One night over dinner, a college friend asked me “What is your life goal?” It was definitely a rare question that not many peers have asked me at this stage of our lives. It was a tough question! I don’t know what life goals I have because it changes all the time. If you asked me in primary school, I would have given you the standard “a businessman” answer. In high school, you might hear “an investment banker who makes a lot of money”. And then in college, you probably hear “an aspiring figure who stands out from the crowd”.
That night, my answer was “I wanted to be successful, of course it is based on your own definition of success, then I want to enjoy what I do and keep learning and learning.” To me, I think I know myself pretty well to make the appropriate small steps towards a life I want. I’m not saying I can help you find yourself, nor am I the person you should learn from if you’re lost, I just want to share my thinking.
A lot of times, I hear peers saying that they do not know what they want in life, as they just want to live well. They can’t figure out a key interest that they want their lives to be evolved around. I find it weird, particularly because we as humans should be pretty good at finding out what we like, say we know what food we like, we know what we prefer to do over weekend, and we know which songs we like most. It should be pretty easy to know what we like, is it not?
I am determined that my career and life will be surrounded by tech, using software to make lives more efficient and fun. I don’t know exactly what it will be, or whether the idea will change, but at least for now, this is what I’m aiming for. So how do I find this out? What is the searching process? One trick is I think about what I did most as a kid. What were you doing most of the time in your childhood? Was it playing violin? Was it creating nice artwork in sketch book? What about on the weekend? Did you spend all night, sacrificing your sleep, to work on something you love? Most of the time, if you’re willing to sacrifice time to do one thing over another, you’re interested in it. This is a good place to start to find your true interest.

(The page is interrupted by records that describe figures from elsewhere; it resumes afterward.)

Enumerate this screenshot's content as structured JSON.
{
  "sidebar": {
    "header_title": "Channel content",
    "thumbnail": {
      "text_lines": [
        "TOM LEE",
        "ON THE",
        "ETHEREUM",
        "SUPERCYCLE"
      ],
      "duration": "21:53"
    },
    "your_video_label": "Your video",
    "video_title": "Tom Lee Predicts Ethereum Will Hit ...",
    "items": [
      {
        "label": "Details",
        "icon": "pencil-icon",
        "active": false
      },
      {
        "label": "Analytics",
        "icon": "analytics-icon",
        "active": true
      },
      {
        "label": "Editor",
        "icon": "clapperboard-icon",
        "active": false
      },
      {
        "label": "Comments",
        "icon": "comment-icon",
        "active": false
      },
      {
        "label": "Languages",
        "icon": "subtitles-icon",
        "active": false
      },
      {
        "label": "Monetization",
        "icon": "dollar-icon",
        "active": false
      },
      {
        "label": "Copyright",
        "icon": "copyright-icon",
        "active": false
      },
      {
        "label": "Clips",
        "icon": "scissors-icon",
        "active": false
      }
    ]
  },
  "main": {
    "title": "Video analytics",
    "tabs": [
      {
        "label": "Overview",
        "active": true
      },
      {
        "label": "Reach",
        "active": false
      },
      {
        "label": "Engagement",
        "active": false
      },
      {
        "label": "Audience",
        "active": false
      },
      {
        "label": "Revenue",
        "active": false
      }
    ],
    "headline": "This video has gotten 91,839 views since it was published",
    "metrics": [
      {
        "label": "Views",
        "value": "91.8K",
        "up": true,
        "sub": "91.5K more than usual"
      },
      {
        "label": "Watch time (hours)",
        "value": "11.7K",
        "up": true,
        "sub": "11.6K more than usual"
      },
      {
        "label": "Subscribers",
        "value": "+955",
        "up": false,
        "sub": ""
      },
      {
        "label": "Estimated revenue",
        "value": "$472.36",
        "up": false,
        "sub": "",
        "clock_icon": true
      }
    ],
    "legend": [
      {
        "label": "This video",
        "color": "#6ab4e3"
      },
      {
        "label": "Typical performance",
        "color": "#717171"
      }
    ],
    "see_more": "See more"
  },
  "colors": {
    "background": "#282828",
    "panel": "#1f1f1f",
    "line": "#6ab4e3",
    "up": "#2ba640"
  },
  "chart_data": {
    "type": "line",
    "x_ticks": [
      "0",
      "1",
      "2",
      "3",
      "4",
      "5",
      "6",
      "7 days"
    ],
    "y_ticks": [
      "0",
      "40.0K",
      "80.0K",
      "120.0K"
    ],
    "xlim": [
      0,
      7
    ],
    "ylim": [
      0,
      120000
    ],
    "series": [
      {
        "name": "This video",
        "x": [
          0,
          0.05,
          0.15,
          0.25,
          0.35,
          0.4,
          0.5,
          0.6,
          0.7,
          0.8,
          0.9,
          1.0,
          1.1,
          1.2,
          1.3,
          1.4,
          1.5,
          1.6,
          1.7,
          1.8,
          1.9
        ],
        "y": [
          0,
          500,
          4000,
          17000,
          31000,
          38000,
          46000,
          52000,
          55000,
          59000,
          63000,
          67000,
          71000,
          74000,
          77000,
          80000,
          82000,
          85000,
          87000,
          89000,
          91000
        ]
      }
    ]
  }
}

For me when I was a 13-14 years old boy, I was playing a bit of sports, but my true passion was going home to sit in front of my computer. I would go online, looked at my favorite websites, checked out what new features or designs they have implemented, and finally copied as much as I could to my very own website. Reverse-engineering and replicating was an excellent way to learn!
After knowing what you like, it is time to break it down into small steps so it is more achievable. You can’t expect yourself to be one of the crazy millionaire stories out there, instead be humble and come up with a plan. After majoring in Finance in college, I knew that it was not worth my time getting a job in that field, because eventually I would switch because of lack of interest and start from scratch again. I tried running a business with peers when I was at Babson College, where we had this FME course and everyone had to be part of a business. To be honest, that was good but it wasn’t real! To get the real failure, the only way is to try it. Therefore, I told myself, why not try and fail and see what I’m good at and what I’m bad at. I worked on a startup idea for 6 months. Ended up, I wasn’t good at anything and I have dozens of things to improve on. So, tackle one baby step, one goal at a time.
Even though I’m sharing how to find myself, I’m still far, really far away from success. I set high bars for myself in order to achieve more in life and I believe I can make it one day, just not sure when. From all the things I’m bad at, I cherry picked coding to be my next focus. Why? Because I spent a lot of time working on websites and I got a lot of satisfaction from it. So it is time to learn how to code. Making websites did not count as coding to me back then, because there were lots of tools that helped you. All you need to do is read the installation guide and work your way out. To code means creating the whole structure of a website, understanding data models, and processing information from one end to another. How I learn to code was a long process. I won’t get into it today, but it was this small desire of knowing how to code that I studied coding for 9 months and eventually landed a job as a Software Engineer to face the world with a new skill I just acquired.
As if I haven’t gone far enough from where I started, in about a year time, I realized business skills were essential no matter what industry you’re in. When I worked as a programmer, I observed how my boss and managers deal with clients and was immediately curious to find out what it means to run and deal with real people. When I learned about First Code Academy from Michelle, the founder, I could see myself being part of it because it combines startup, education, and technology. It seemed like a perfect fit to me.
Taking you through the 3 changes in my life is because I want to tell you that, to be joyful waking up everyday, first you need to know what you want (something small and achievable). Based on that, you will find a job that doesn’t feel like a job, as you enjoy what you do and pour your heart into it (Read Howard Schultz’s Pour Your Heart Into It: How Starbucks Built a Company One Cup at a Time - True Story of Starbucks). Everyday serves as a lesson; ask humble questions and seek advice from people who have done it already.
My sister once told me that everyone on earth gets 24 hours a day, in which 8 hours are spent in sleep, another 8 are allocated for work, and the remaining 8 hours are the key that defines a person’s life. Whether I choose to watch TV or read books, go on Youtube or take an online course, or get drunk with friends or chat with friends to push each other forward, these decisions are crucial when the 8 hours accumulate. This cannot be more true.
Final word, when you wonder what your next job is, just find out one thing you seek to learn (say building your network, or mastering social media marketing, or becoming a rockstar sales) and stop being greedy. There is no perfect job out there, as long as you stay true to yourself, you’ll integrate everything and that would be your “perfect job”.